2.3.4. Pengukuran Kinerja Clustering

Menurut Eko Prasetyo (2012), sebuah sistem klustering juga harus diukur kinerjanya guna melihat tingkat akurasi dan kesalahan dari sistem tersebut. Umumnya, pengukuran kinerja klustering dilakukan dengan matriks konfusi (confusion matrix). Matriks konfusi merupakan tabel pencatat hasil kerja klustering. Tabel 2.1 merupakan contoh matriks konfusi yang melakukan

klasifikasi masalah biner pada dua kelas yaitu kelas 0 dan 1. Setiap sel fij dalam matriks menyatakan jumah rekord/data dari kelas i yang hasil prediksinya masuk ke kelas j. Misalnya, sel f11 adalah jumlah data dalam kelas 1 yang secara benar dipetakan ke kelas 1, dan f10 adalah data dalam kelas 1 yang dipetakan secara salah ke kelas 0.

Tabel 2.1 Matriks konfusi untuk klustering dua kelas fij

Kelas hasil prediksi (j) Kelas = 1 Kelas = 0 Kelas asli (i)

Kelas = 1 f11 f10

Kelas = 0 f01 f00

Berdasarkan isi matriks konfusi, dapat diketahui jumlah data dari masing-masing kelas yang dikluster secara benar, yaitu (f11+f00), dan data yang dikluster secara salah, yaitu (f10+f01).
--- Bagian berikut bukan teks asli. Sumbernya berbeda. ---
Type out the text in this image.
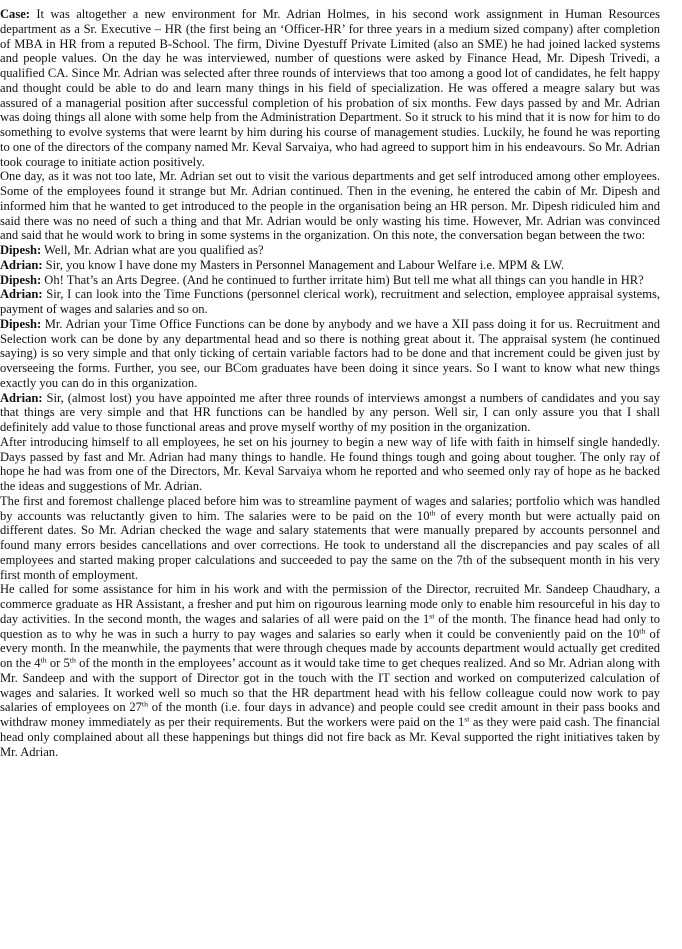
Case: It was altogether a new environment for Mr. Adrian Holmes, in his second work assignment in Human Resources department as a Sr. Executive – HR (the first being an ‘Officer-HR’ for three years in a medium sized company) after completion of MBA in HR from a reputed B-School. The firm, Divine Dyestuff Private Limited (also an SME) he had joined lacked systems and people values. On the day he was interviewed, number of questions were asked by Finance Head, Mr. Dipesh Trivedi, a qualified CA. Since Mr. Adrian was selected after three rounds of interviews that too among a good lot of candidates, he felt happy and thought could be able to do and learn many things in his field of specialization. He was offered a meagre salary but was assured of a managerial position after successful completion of his probation of six months. Few days passed by and Mr. Adrian was doing things all alone with some help from the Administration Department. So it struck to his mind that it is now for him to do something to evolve systems that were learnt by him during his course of management studies. Luckily, he found he was reporting to one of the directors of the company named Mr. Keval Sarvaiya, who had agreed to support him in his endeavours. So Mr. Adrian took courage to initiate action positively.

One day, as it was not too late, Mr. Adrian set out to visit the various departments and get self introduced among other employees. Some of the employees found it strange but Mr. Adrian continued. Then in the evening, he entered the cabin of Mr. Dipesh and informed him that he wanted to get introduced to the people in the organisation being an HR person. Mr. Dipesh ridiculed him and said there was no need of such a thing and that Mr. Adrian would be only wasting his time. However, Mr. Adrian was convinced and said that he would work to bring in some systems in the organization. On this note, the conversation began between the two:

Dipesh: Well, Mr. Adrian what are you qualified as?

Adrian: Sir, you know I have done my Masters in Personnel Management and Labour Welfare i.e. MPM & LW.

Dipesh: Oh! That’s an Arts Degree. (And he continued to further irritate him) But tell me what all things can you handle in HR?

Adrian: Sir, I can look into the Time Functions (personnel clerical work), recruitment and selection, employee appraisal systems, payment of wages and salaries and so on.

Dipesh: Mr. Adrian your Time Office Functions can be done by anybody and we have a XII pass doing it for us. Recruitment and Selection work can be done by any departmental head and so there is nothing great about it. The appraisal system (he continued saying) is so very simple and that only ticking of certain variable factors had to be done and that increment could be given just by overseeing the forms. Further, you see, our BCom graduates have been doing it since years. So I want to know what new things exactly you can do in this organization.

Adrian: Sir, (almost lost) you have appointed me after three rounds of interviews amongst a numbers of candidates and you say that things are very simple and that HR functions can be handled by any person. Well sir, I can only assure you that I shall definitely add value to those functional areas and prove myself worthy of my position in the organization.

After introducing himself to all employees, he set on his journey to begin a new way of life with faith in himself single handedly. Days passed by fast and Mr. Adrian had many things to handle. He found things tough and going about tougher. The only ray of hope he had was from one of the Directors, Mr. Keval Sarvaiya whom he reported and who seemed only ray of hope as he backed the ideas and suggestions of Mr. Adrian.

The first and foremost challenge placed before him was to streamline payment of wages and salaries; portfolio which was handled by accounts was reluctantly given to him. The salaries were to be paid on the 10th of every month but were actually paid on different dates. So Mr. Adrian checked the wage and salary statements that were manually prepared by accounts personnel and found many errors besides cancellations and over corrections. He took to understand all the discrepancies and pay scales of all employees and started making proper calculations and succeeded to pay the same on the 7th of the subsequent month in his very first month of employment.

He called for some assistance for him in his work and with the permission of the Director, recruited Mr. Sandeep Chaudhary, a commerce graduate as HR Assistant, a fresher and put him on rigourous learning mode only to enable him resourceful in his day to day activities. In the second month, the wages and salaries of all were paid on the 1st of the month. The finance head had only to question as to why he was in such a hurry to pay wages and salaries so early when it could be conveniently paid on the 10th of every month. In the meanwhile, the payments that were through cheques made by accounts department would actually get credited on the 4th or 5th of the month in the employees’ account as it would take time to get cheques realized. And so Mr. Adrian along with Mr. Sandeep and with the support of Director got in the touch with the IT section and worked on computerized calculation of wages and salaries. It worked well so much so that the HR department head with his fellow colleague could now work to pay salaries of employees on 27th of the month (i.e. four days in advance) and people could see credit amount in their pass books and withdraw money immediately as per their requirements. But the workers were paid on the 1st as they were paid cash. The financial head only complained about all these happenings but things did not fire back as Mr. Keval supported the right initiatives taken by Mr. Adrian.
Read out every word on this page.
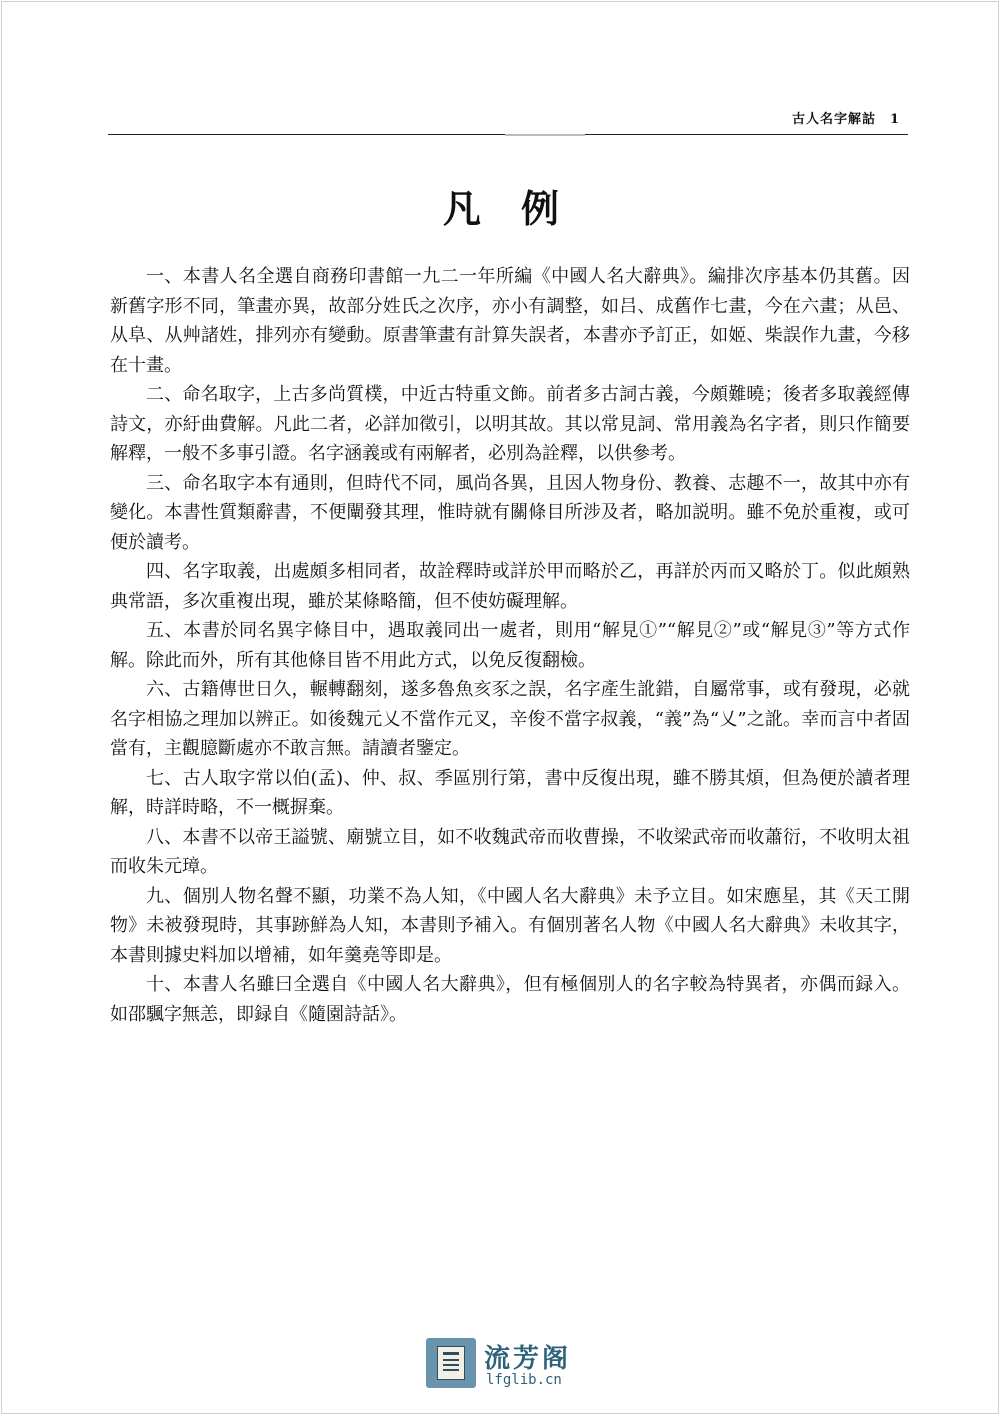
古人名字解詁 1
凡例

一、本書人名全選自商務印書館一九二一年所編《中國人名大辭典》。編排次序基本仍其舊。因新舊字形不同，筆畫亦異，故部分姓氏之次序，亦小有調整，如吕、成舊作七畫，今在六畫；从邑、从阜、从艸諸姓，排列亦有變動。原書筆畫有計算失誤者，本書亦予訂正，如姬、柴誤作九畫，今移在十畫。

二、命名取字，上古多尚質樸，中近古特重文飾。前者多古詞古義，今頗難曉；後者多取義經傳詩文，亦紆曲費解。凡此二者，必詳加徵引，以明其故。其以常見詞、常用義為名字者，則只作簡要解釋，一般不多事引證。名字涵義或有兩解者，必別為詮釋，以供參考。

三、命名取字本有通則，但時代不同，風尚各異，且因人物身份、教養、志趣不一，故其中亦有變化。本書性質類辭書，不便闡發其理，惟時就有關條目所涉及者，略加説明。雖不免於重複，或可便於讀考。

四、名字取義，出處頗多相同者，故詮釋時或詳於甲而略於乙，再詳於丙而又略於丁。似此頗熟典常語，多次重複出現，雖於某條略簡，但不使妨礙理解。

五、本書於同名異字條目中，遇取義同出一處者，則用“解見①”“解見②”或“解見③”等方式作解。除此而外，所有其他條目皆不用此方式，以免反復翻檢。

六、古籍傳世日久，輾轉翻刻，遂多魯魚亥豕之誤，名字產生訛錯，自屬常事，或有發現，必就名字相協之理加以辨正。如後魏元乂不當作元叉，辛俊不當字叔義，“義”為“乂”之訛。幸而言中者固當有，主觀臆斷處亦不敢言無。請讀者鑒定。

七、古人取字常以伯(孟)、仲、叔、季區別行第，書中反復出現，雖不勝其煩，但為便於讀者理解，時詳時略，不一概摒棄。

八、本書不以帝王謚號、廟號立目，如不收魏武帝而收曹操，不收梁武帝而收蕭衍，不收明太祖而收朱元璋。

九、個別人物名聲不顯，功業不為人知，《中國人名大辭典》未予立目。如宋應星，其《天工開物》未被發現時，其事跡鮮為人知，本書則予補入。有個別著名人物《中國人名大辭典》未收其字，本書則據史料加以增補，如年羹堯等即是。

十、本書人名雖曰全選自《中國人名大辭典》，但有極個別人的名字較為特異者，亦偶而録入。如邵颿字無恙，即録自《隨園詩話》。

流芳阁
lfglib.cn
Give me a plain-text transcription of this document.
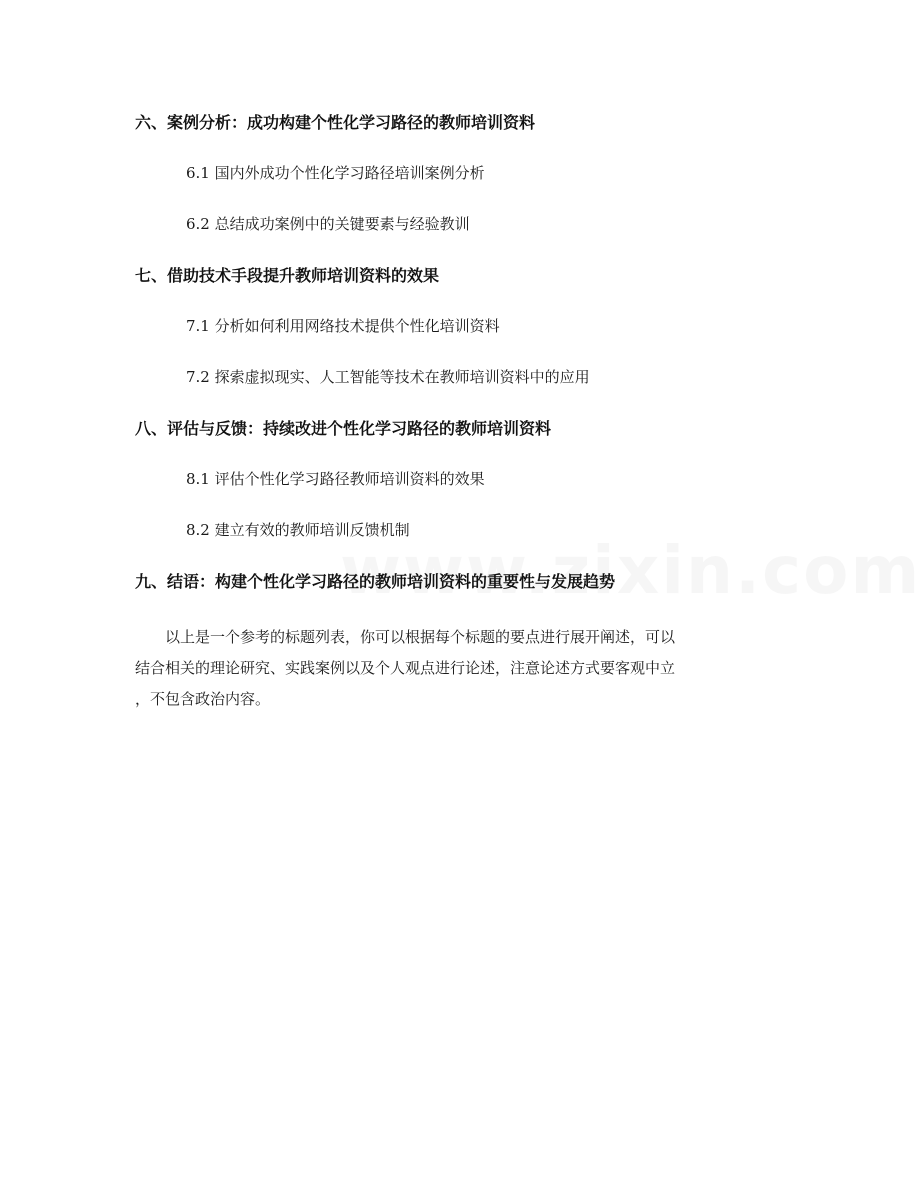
六、案例分析：成功构建个性化学习路径的教师培训资料
6.1 国内外成功个性化学习路径培训案例分析
6.2 总结成功案例中的关键要素与经验教训
七、借助技术手段提升教师培训资料的效果
7.1 分析如何利用网络技术提供个性化培训资料
7.2 探索虚拟现实、人工智能等技术在教师培训资料中的应用
八、评估与反馈：持续改进个性化学习路径的教师培训资料
8.1 评估个性化学习路径教师培训资料的效果
8.2 建立有效的教师培训反馈机制
九、结语：构建个性化学习路径的教师培训资料的重要性与发展趋势
以上是一个参考的标题列表，你可以根据每个标题的要点进行展开阐述，可以
结合相关的理论研究、实践案例以及个人观点进行论述，注意论述方式要客观中立
，不包含政治内容。
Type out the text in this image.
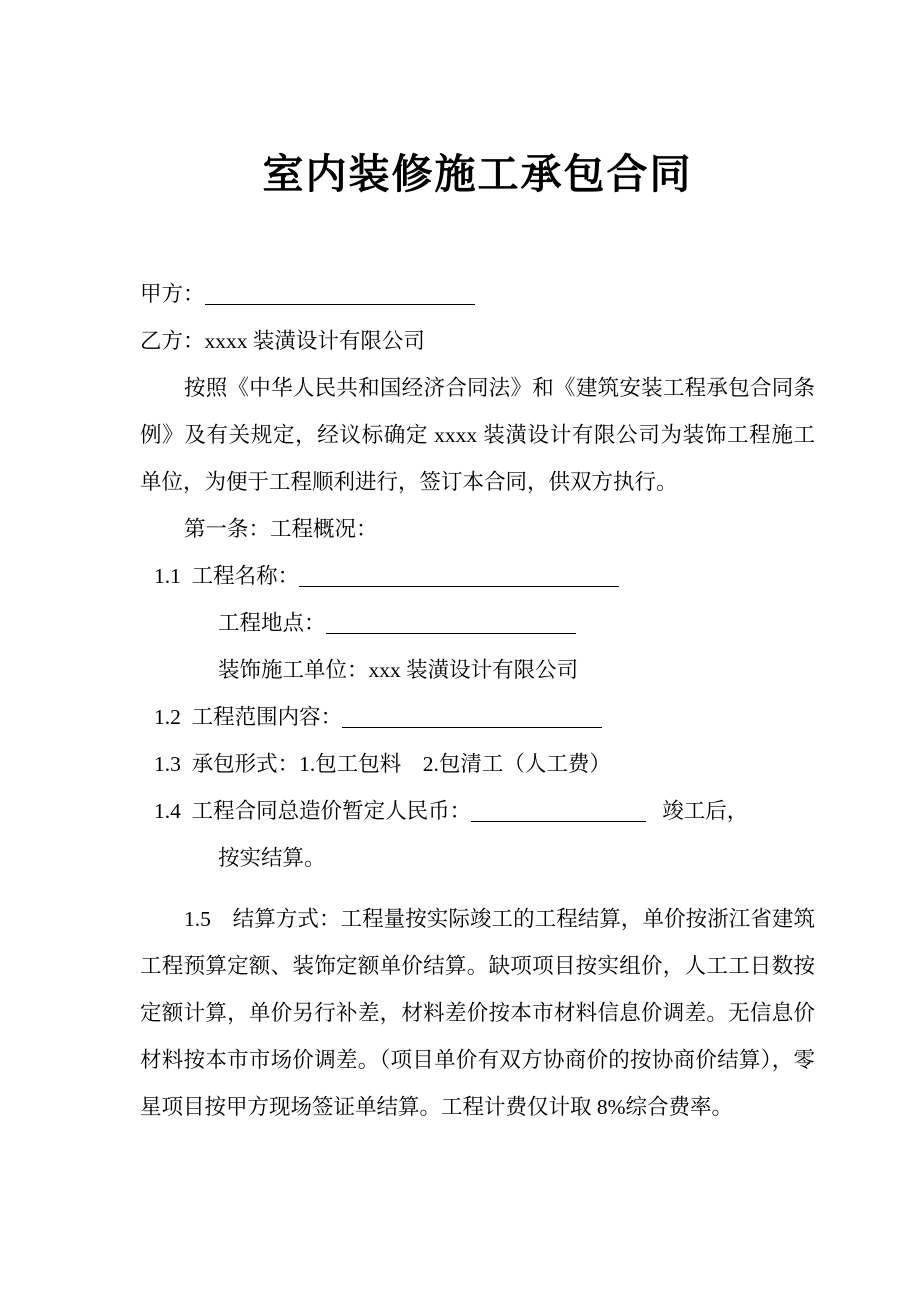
室内装修施工承包合同

甲方：

乙方：xxxx 装潢设计有限公司

按照《中华人民共和国经济合同法》和《建筑安装工程承包合同条例》及有关规定，经议标确定 xxxx 装潢设计有限公司为装饰工程施工单位，为便于工程顺利进行，签订本合同，供双方执行。

第一条：工程概况：

1.1 工程名称：

工程地点：

装饰施工单位：xxx 装潢设计有限公司

1.2 工程范围内容：

1.3 承包形式：1.包工包料　2.包清工（人工费）

1.4 工程合同总造价暂定人民币：	竣工后，

按实结算。

1.5 结算方式：工程量按实际竣工的工程结算，单价按浙江省建筑工程预算定额、装饰定额单价结算。缺项项目按实组价，人工工日数按定额计算，单价另行补差，材料差价按本市材料信息价调差。无信息价材料按本市市场价调差。（项目单价有双方协商价的按协商价结算），零星项目按甲方现场签证单结算。工程计费仅计取 8%综合费率。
Kuantitas matriks konfusi dapat diringkas menjadi dua nilai, yaitu akurasi dan laju error. Dengan mengetahui jumlah data yang dikluster secara benar, dapat diketahui akurasi hasil prediksi, dan dengan mengetahui jumlah data yang dikluster secara salah, dapat diketahui laju error dari prediksi yang dilakukan. Dua kuantitas ini digunakan sebagai matrik kinerja kluster.